Each new brick is created when the price moves a specified price amount, and each block is positioned at a 45-degree angle (up or down) to the prior brick. In Ananda, an up brick is colored green, while a down brick is colored orange.
In Ananda, to display your currently opened chart in the Rengo bricks, proceed to the timeframe in the upper left, and in the Rengo section select from 1 to 100 pips.
Depending on your choice, your Rengo chart will be built considering the respective number of pips.
Renko Charts may have a similar look to Heikin Ashi in that both show sustained periods of up or down boxes that highlight the trend.
While Renko charts use a fixed box amount, Heikin Ashi charts are taking an average of the open, high, low, and close for the current and prior time period.
Therefore, the size of each box or candle is a different size and reflects the average price. Heikin Ashi charts are useful for highlighting trends in the same way that Renko charts are. Building the Renko Bricks
The Renko charts filter out the insignificant price movements and focus on the trends.
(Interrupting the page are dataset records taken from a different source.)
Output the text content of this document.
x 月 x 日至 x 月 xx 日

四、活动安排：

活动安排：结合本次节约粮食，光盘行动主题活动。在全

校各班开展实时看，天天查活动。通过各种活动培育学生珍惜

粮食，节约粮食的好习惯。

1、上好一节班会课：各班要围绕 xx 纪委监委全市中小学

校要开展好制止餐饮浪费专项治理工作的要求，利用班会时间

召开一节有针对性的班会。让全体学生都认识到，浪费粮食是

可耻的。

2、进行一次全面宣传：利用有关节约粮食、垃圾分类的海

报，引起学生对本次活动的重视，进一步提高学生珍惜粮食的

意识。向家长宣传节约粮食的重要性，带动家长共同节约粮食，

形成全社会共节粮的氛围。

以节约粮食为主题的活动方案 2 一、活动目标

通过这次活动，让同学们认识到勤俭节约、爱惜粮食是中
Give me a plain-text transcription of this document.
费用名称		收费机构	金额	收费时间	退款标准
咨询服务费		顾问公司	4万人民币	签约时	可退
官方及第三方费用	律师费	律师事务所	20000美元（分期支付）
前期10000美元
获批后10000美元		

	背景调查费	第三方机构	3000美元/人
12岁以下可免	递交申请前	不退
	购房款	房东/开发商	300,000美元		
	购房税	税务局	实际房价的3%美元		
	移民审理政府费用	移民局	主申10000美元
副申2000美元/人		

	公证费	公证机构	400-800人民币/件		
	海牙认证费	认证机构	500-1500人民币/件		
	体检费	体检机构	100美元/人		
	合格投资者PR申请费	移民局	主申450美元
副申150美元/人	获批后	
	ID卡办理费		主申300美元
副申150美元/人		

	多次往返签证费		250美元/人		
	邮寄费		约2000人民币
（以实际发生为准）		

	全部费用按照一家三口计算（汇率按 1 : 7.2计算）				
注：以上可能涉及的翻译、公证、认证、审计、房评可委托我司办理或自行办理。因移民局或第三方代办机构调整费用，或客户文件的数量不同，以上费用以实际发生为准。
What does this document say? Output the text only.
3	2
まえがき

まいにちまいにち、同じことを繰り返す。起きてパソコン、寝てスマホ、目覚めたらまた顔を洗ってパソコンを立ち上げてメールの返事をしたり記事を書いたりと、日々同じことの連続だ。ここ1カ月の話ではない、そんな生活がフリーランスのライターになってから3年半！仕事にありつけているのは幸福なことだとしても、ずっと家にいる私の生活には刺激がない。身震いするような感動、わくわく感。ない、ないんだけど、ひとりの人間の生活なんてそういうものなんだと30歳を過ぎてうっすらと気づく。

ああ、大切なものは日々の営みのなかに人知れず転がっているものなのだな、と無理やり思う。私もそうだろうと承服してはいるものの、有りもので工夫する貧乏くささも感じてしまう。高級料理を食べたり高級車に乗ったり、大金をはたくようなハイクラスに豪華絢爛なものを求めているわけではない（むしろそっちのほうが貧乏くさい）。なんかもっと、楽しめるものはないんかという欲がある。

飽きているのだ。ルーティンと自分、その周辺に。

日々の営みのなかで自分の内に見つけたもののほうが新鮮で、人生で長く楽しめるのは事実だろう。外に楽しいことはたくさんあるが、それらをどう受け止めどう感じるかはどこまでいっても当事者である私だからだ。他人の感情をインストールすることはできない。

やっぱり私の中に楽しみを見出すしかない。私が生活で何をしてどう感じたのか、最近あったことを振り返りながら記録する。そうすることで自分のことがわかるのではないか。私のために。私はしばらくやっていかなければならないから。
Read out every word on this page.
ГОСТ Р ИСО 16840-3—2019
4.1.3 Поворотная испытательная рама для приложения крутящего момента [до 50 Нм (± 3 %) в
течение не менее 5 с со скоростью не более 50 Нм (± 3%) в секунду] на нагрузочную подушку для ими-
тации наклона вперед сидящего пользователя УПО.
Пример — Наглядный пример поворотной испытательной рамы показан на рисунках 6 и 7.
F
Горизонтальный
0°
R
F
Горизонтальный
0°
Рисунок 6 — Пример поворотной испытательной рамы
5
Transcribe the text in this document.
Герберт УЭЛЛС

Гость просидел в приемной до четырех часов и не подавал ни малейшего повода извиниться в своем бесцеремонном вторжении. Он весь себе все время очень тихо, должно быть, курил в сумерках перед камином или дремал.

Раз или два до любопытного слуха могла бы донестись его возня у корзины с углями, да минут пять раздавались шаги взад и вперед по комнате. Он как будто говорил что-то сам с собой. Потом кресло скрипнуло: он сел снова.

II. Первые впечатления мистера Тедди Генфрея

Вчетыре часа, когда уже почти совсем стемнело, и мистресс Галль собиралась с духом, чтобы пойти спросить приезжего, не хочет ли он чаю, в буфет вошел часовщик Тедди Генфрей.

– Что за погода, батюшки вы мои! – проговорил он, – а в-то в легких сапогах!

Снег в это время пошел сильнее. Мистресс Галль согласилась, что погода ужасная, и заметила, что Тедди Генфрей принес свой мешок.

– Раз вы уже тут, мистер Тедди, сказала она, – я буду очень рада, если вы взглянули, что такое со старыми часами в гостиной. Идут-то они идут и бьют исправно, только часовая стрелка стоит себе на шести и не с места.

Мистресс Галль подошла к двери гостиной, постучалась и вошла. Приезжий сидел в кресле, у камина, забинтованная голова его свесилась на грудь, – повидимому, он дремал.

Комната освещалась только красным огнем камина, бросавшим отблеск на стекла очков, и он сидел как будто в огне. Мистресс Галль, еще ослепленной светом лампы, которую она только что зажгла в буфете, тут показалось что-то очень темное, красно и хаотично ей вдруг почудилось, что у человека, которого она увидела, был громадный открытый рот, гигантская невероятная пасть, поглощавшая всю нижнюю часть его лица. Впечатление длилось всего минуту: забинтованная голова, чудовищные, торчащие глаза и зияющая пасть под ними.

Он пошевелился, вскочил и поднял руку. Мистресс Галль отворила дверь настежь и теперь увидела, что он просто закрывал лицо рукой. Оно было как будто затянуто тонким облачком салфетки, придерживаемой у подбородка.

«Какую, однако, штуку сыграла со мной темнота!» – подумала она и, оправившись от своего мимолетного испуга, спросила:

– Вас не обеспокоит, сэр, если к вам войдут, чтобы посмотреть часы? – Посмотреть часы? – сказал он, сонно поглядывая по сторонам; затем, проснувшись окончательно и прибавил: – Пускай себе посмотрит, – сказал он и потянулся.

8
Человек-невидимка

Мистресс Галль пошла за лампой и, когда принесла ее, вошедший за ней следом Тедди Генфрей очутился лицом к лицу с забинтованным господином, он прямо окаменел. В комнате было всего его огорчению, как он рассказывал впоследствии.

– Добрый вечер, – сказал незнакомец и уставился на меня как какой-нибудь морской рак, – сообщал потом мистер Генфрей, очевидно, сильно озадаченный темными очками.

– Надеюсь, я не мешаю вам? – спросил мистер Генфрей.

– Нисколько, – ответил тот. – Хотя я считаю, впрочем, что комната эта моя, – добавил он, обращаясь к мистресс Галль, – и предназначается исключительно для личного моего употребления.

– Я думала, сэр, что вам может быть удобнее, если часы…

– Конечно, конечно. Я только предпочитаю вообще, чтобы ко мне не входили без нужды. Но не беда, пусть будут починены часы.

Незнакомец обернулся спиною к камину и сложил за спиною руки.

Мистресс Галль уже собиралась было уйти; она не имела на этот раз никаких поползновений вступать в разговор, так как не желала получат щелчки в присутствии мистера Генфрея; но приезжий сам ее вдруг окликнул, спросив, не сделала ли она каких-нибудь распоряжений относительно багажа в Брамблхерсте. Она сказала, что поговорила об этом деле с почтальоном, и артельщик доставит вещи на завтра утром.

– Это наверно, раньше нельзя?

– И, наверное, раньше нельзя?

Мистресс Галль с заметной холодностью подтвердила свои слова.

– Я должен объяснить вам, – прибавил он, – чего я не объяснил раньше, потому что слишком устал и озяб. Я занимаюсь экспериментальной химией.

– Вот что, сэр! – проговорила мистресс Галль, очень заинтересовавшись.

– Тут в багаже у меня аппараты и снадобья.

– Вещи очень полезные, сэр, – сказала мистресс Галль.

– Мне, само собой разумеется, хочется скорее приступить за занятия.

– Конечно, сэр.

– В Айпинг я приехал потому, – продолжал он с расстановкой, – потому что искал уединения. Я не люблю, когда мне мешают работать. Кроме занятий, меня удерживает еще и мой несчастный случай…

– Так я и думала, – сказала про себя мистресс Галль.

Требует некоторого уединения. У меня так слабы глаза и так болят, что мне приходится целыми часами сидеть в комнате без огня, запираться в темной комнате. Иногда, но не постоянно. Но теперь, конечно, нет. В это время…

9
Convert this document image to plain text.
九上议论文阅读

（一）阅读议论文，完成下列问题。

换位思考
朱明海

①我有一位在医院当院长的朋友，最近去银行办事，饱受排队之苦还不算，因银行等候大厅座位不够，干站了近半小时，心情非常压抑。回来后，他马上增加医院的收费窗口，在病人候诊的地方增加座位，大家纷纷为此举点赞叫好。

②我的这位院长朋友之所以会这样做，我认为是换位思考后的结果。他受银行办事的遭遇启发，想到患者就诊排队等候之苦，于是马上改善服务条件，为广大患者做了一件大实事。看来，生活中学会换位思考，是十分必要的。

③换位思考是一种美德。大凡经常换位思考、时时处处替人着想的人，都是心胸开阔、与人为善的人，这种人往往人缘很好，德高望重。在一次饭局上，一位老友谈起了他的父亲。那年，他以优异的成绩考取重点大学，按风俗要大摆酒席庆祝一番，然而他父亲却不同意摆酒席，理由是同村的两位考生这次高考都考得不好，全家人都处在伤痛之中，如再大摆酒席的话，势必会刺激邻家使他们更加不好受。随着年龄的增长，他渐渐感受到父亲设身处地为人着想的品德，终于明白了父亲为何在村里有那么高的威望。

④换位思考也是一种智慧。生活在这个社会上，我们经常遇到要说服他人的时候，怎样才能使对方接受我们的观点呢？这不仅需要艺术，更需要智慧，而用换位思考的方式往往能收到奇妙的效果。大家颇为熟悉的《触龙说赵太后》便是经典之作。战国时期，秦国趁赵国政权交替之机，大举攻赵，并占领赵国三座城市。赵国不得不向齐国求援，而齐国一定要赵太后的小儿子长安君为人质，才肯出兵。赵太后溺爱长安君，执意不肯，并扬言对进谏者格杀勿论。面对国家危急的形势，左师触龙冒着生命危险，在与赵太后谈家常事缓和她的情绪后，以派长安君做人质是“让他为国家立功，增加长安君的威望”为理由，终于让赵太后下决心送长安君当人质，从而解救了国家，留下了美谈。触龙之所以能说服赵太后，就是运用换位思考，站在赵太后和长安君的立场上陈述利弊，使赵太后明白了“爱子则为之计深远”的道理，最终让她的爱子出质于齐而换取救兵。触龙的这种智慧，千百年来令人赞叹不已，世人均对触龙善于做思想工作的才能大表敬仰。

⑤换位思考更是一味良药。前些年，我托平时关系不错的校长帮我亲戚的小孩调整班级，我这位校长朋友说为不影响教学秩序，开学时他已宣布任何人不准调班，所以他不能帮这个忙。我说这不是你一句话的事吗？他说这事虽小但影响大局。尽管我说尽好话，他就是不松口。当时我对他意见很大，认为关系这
The flaw of such an approach is that some price information is lost due to the simple brick construction of Renko charts. Therefore, the first step in building a Renko chart is selecting the corresponding box size in pips.
Example
For example, a trading symbol may have a 50 pip box size. In this case, a Renko chart will be built by placing a brick in the next column once the price has surpassed the top or bottom of the previous brick by the box size amount.
Renko charts are most useful for spotting trends, areas of support and resistance, breakouts, and reversals.
However, because of the basic price action nature of the Renko chart, traders often use indicators to provide additional information in their chart and either reinforce or warn against buy and sell signals.
Ananda charts have a bundle of preset Trend Indicators to use on the charts, like Average Direction Movement Index Rating, variety of Moving Average Indicators, and others. Check Ananda Indicators Help section for more information on the Indicators and how to use them.
Note that despite Renko charts showing a time axis, the time intervals are not fixed. One brick could take months to form, while several bricks may form within a day.
This varies from the Candlestick or the Bar Charts where a new candle/bar forms at specific time intervals.
When you change the Renko brick size, the “smoothness” of the chart changes. Thus, decreasing (fewer pips amount) the box size will create more swings, but will also highlight possible price reversals earlier.
A larger box size (bigger pips amount) will reduce the number of swings and noise but will be slower to signal a price reversal.
Due to the lower noise than in Candlestick chart, Renko charts are effective in identifying support and resistance levels. When a strong trend forms, Renko chart allows riding that trend for a long time before even one brick in the opposite direction forms.
In Renko, trading signals are generated when the direction of the trend changes and the brick that is being built changes its color.
Example
For example, a trader might sell the asset when an orange box appears after a series of climbing green boxes. Otherwise, if the overall trend is up (lots of green boxes) a trader may enter a long position when an orange brick occurs after one or two orange boxes (a pullback).
Flaws #
Besides all the advantages of tracking the price trends, Renko charts don’t show as many details as Candlesticks or Bars, as they deal with the time in a different way.
A symbol that has been ranging for a long time may be represented with a single box, which doesn’t convey everything that occurred during that period. This may be beneficial for some traders and for many cases, but not for all.
As mentioned above, highs and lows are also ignored in Renko, only closing prices are applied. That’s why a lot of price data is left out since high and low prices can vary greatly from closing prices.
The use of only closing prices reduces the extra noise, but it also means the price could break significantly before a new box forms, and it could be too late to get out with a manageable loss.
Therefore, when using Renko charts, the good practice is to use stop-loss orders at fixed prices.
Example
The chart below shows a strong uptrend in a symbol with the 10 pips box size. Boxes are drawn based on closing prices, so highs and lows, as well as moves smaller than 10 pips, are ignored.
There is a brief pullback, marked by an orange box, but then the green boxes emerge again. Given the strong uptrend, this shows an opportunity to open a long position. Consider an exit when another orange (down) box forms.
After the uptrend, a strong downtrend forms. A similar tactic could be used to open a short position. Wait for a pullback marked by the green (up) box.
When an orange (down) brick forms, enter a short position, as the price could be heading lower again in alignment with the longer-term downtrend. Exit when up brick occurs.
These are sample guidelines, but note that sometimes you should see two or more bricks in a particular direction before deciding to enter or exit.